Focusing attention on God, meditating on his presence, his attributes, his majesty and his love, his power, glory, goodness, faithfulness, etc. takes some effort. Thinking about the transcendent one does not come naturally or easily to most of us. We are of the earth, and our spirits find it hard to soar. We need all the help we can get, not thoughtless distractions. Hand shakes, applause, announcements, jokes, introductions, interviews, pleas for money and the like distract us from the hard and necessary work of worship.

Three concerns

This understanding of proper worship raises three important concerns.

First, some may argue that all of this sounds as if it is against fellowship. If there is little fellowship during worship services, does not that eliminate an important part of the body life of the church?

Fellowship is important to the life and ministry of the church, but it is not the primary purpose of public worship. We worship as a community of believers. Certainly we are aware of one another as we worship. We sing together, pray together, profess together, give together, listen together. But these actions are not mixers intended to help us socialize. They are directed to God, and we do them as one. A congregation at worship is like a choir in concert. Certainly choir members are aware of one another, but their purpose in joining together is a common musical effort for the audience. So the purpose of a congregation at worship is not to socialize, but a communal worship of the Lord.

Other church events intentionally encourage fellowship, events such as Bible studies, or even picnics!

A second concern is that such focused worship will drive away members. We live in an era of diminishing loyalties and of ecclesiastical competition. So if the church down the street has ‘exciting’ worship it will draw off members. Some claim that if we worship in ‘user unfriendly ways’ which do not meet ‘felt needs’, even we won’t come back. A new generation of worshippers seems to be demanding worship services that are more interesting, more engaging, more ‘relevant’, and – dare I say it – more entertaining. Compared to Radio 1, church music is flat, so worship committees which fail to satisfy the middle aged and younger generation fear dwindling interest and attendance.

A third concern is that the kind of worship required of us will repel spiritual seekers. This arises out of a renewed concern for the lost, and an evangelistic strategy which uses worship-like occasions for evangelism.

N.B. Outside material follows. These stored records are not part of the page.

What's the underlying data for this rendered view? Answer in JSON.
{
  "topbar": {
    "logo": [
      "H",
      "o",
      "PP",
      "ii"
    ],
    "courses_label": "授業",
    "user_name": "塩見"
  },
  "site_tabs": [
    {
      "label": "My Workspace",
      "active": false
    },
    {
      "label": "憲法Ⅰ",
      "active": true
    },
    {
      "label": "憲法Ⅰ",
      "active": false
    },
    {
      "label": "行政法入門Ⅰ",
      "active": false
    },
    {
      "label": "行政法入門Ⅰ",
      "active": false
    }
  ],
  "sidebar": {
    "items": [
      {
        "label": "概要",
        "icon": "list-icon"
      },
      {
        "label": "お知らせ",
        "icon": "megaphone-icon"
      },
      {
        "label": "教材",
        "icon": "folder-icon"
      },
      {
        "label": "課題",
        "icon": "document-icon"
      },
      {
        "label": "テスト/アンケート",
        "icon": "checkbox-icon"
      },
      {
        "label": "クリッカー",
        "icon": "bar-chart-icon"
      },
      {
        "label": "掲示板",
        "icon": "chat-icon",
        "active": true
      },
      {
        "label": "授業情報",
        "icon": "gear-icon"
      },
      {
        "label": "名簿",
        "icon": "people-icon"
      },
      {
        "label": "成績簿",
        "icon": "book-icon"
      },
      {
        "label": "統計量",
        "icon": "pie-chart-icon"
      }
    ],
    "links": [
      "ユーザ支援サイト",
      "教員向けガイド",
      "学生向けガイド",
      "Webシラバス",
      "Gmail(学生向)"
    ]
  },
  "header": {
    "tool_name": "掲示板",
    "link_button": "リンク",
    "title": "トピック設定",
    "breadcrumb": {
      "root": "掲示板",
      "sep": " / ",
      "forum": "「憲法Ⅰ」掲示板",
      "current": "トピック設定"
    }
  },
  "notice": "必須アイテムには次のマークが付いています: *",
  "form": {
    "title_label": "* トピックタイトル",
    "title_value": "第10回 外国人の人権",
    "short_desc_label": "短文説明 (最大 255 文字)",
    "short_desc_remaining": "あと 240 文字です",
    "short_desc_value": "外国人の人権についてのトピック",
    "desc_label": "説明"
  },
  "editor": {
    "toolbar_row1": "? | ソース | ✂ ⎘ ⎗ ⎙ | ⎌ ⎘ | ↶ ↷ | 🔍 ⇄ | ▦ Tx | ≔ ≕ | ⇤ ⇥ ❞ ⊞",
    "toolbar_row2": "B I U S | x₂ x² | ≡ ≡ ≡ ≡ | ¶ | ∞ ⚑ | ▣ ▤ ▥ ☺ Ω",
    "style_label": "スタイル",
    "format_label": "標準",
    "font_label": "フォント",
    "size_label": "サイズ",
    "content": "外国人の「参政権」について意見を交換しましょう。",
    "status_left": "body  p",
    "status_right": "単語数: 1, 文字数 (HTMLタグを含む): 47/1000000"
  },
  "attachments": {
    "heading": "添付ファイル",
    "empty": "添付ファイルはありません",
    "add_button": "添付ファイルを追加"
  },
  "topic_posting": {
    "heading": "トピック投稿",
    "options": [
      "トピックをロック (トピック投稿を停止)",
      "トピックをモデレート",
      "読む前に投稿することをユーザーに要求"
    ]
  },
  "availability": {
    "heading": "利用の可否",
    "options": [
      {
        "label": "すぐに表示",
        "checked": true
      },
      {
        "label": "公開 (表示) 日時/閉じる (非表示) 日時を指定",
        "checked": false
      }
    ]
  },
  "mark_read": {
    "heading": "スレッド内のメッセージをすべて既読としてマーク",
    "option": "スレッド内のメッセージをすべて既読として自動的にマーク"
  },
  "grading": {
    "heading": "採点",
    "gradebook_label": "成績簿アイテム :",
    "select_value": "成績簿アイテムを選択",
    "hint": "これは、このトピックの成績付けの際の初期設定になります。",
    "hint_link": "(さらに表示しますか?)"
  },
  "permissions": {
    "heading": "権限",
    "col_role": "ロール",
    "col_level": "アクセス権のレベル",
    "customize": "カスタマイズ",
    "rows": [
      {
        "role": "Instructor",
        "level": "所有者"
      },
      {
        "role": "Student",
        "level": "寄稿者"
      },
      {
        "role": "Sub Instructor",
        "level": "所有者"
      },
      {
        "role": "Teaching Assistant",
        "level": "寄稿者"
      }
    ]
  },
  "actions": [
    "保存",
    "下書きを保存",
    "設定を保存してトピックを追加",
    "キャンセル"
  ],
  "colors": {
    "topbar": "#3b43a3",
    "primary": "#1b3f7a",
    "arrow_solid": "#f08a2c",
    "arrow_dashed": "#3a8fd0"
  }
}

Certainly, an increasing interest in evangelism is something for which we should be grateful. For too long we have hidden the treasure of the kingdom.

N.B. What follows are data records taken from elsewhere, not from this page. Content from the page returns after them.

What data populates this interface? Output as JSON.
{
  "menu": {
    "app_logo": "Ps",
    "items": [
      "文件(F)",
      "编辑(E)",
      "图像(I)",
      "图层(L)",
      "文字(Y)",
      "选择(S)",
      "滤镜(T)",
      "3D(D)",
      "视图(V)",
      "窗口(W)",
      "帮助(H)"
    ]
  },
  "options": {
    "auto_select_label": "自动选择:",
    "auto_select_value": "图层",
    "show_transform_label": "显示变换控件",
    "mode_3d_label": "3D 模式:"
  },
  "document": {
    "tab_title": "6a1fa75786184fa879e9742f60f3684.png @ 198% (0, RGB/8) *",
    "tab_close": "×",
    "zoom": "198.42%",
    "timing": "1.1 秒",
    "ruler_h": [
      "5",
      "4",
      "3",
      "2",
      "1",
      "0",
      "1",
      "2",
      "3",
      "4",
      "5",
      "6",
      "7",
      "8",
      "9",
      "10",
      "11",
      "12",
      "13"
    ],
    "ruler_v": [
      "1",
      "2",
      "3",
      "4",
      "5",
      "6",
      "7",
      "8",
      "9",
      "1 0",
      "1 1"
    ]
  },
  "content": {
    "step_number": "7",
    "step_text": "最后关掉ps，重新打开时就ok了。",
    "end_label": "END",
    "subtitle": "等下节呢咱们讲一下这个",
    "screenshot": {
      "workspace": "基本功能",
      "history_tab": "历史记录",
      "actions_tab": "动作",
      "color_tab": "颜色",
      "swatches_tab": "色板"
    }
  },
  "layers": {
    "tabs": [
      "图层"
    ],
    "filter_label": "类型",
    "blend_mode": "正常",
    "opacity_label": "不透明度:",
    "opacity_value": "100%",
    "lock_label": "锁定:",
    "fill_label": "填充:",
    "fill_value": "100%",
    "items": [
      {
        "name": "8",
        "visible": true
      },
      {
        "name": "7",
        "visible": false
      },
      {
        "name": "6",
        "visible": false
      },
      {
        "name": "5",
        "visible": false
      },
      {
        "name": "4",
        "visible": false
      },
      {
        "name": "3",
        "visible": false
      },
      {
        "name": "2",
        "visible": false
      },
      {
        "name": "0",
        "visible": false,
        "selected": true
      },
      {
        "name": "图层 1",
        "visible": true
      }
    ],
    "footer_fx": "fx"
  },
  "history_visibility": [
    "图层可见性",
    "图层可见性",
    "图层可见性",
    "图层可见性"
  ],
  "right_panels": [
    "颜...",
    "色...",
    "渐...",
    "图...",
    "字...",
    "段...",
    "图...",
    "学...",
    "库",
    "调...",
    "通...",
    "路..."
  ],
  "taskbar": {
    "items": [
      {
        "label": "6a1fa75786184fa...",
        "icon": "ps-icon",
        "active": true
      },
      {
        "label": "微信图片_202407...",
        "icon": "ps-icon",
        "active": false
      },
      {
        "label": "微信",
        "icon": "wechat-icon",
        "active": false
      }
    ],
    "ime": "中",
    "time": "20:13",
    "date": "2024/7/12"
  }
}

The Israelites preferred to worship a golden calf

In ancient times, Israel was inclined to worship God using idols. After all, the people living around her were fond of idol worship. Every other religion was doing it, and many of them had far more adherents than Israel’s did. Baal ‘services’ seem to have been very well attended, even in Israel, during Elijah’s time. (Remember only 7,000 had not bowed to Baal and worshipped him.) One can imagine some Israel-growth priest arguing that using idols in worship would be a great idea for attracting seeker proselytes. ‘It would be really effective. People would really like it. ‘But the truth is that God himself says ‘no’. He has norms for worship, and he insists that we worship him as he wants and has instructed us to. The use of idols is beyond the limits. The second commandment condemns such use and offers no conciliatory word to those who feel this prohibition will put off some Israelites or some potential converts.

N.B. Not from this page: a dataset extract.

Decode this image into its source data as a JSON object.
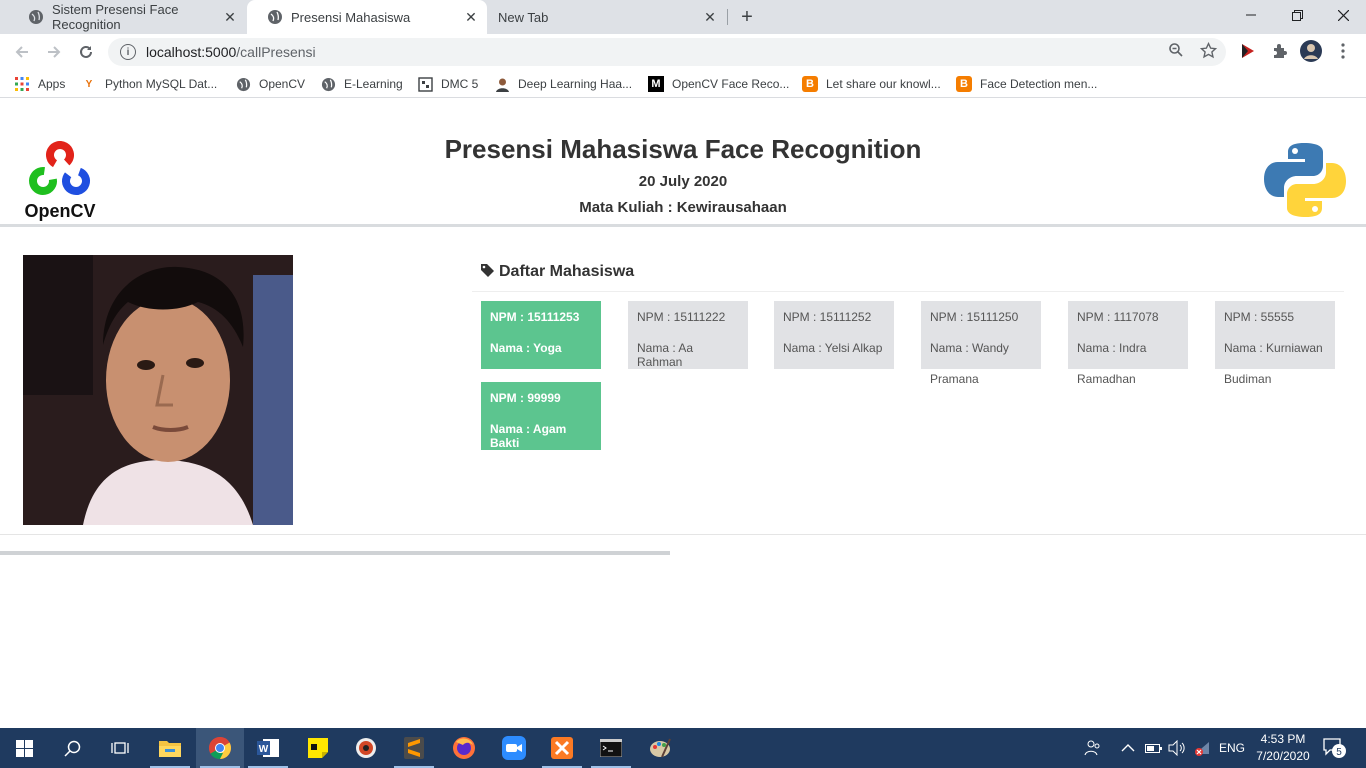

Different days, different ways

We are told, and it may be true, that our members and our evangelistic prospects are different than earlier generations. Our generation is impatient and wants immediate results. Thus, the argument goes, if we do not give them the worship they want we will not get them into church and so minister to them. And what they seem to want is entertainment and practical advice for their problems. They want contemporary, upbeat music. They want techniques for coping with the effects of sin, such as relationship problems or identity confusions. Initially, at least, we are told they do not want to hear about lifetime struggles against selfishness and sin, or difficult, long-term solutions involving godly sorrow and confession, self denial, and Christ-centred living.

Some church leaders say that churches need to give them what they want while trying to move them in the direction of wanting what the church really has. In retail sales this kind of strategy has a name: ‘bait and switch’, and it is unethical. If the ethics of this strategy bothers a church, it may permit people to remain semi-permanently as spiritual seekers. It is like letting someone die in the waiting room because he finds the magazines so interesting.

The young generation has some characteristic flaws and church growth advocates call on congregations to accommodate those flaws and giving them what they want – as if God cannot raise up for himself a people who will worship him the way he wants to be worshipped in a generation of television addicts! The claim that innovative, entertaining, and up-to-date worship will result in better church worship attendance may or may not be true. What is certainly not true is that growing attendance at a church’s worship services confirms that it is worshipping properly. Judging the propriety of a worship service by the numbers it generates is like judging the morality of a business by the amount of cash it generates. Worshipping properly is more important than being successful in drawing a crowd of witnesses.

I think the attendance fears will have a short life span. Those Christian people who now want their felt needs satisfied will in time come back to churches that really worship God, just as children after a party may for a while prefer to skip their family’s healthier meals, but soon return. They want real food. So God’s people want real worship, not self-gratifying quasi worship experiences.

We need to grasp the vision of worship as a meeting between God and his people in which we devote our attention to God alone as we praise, pray, give, and listen. An hour or two a week of our undivided attention to God is not too much to ask.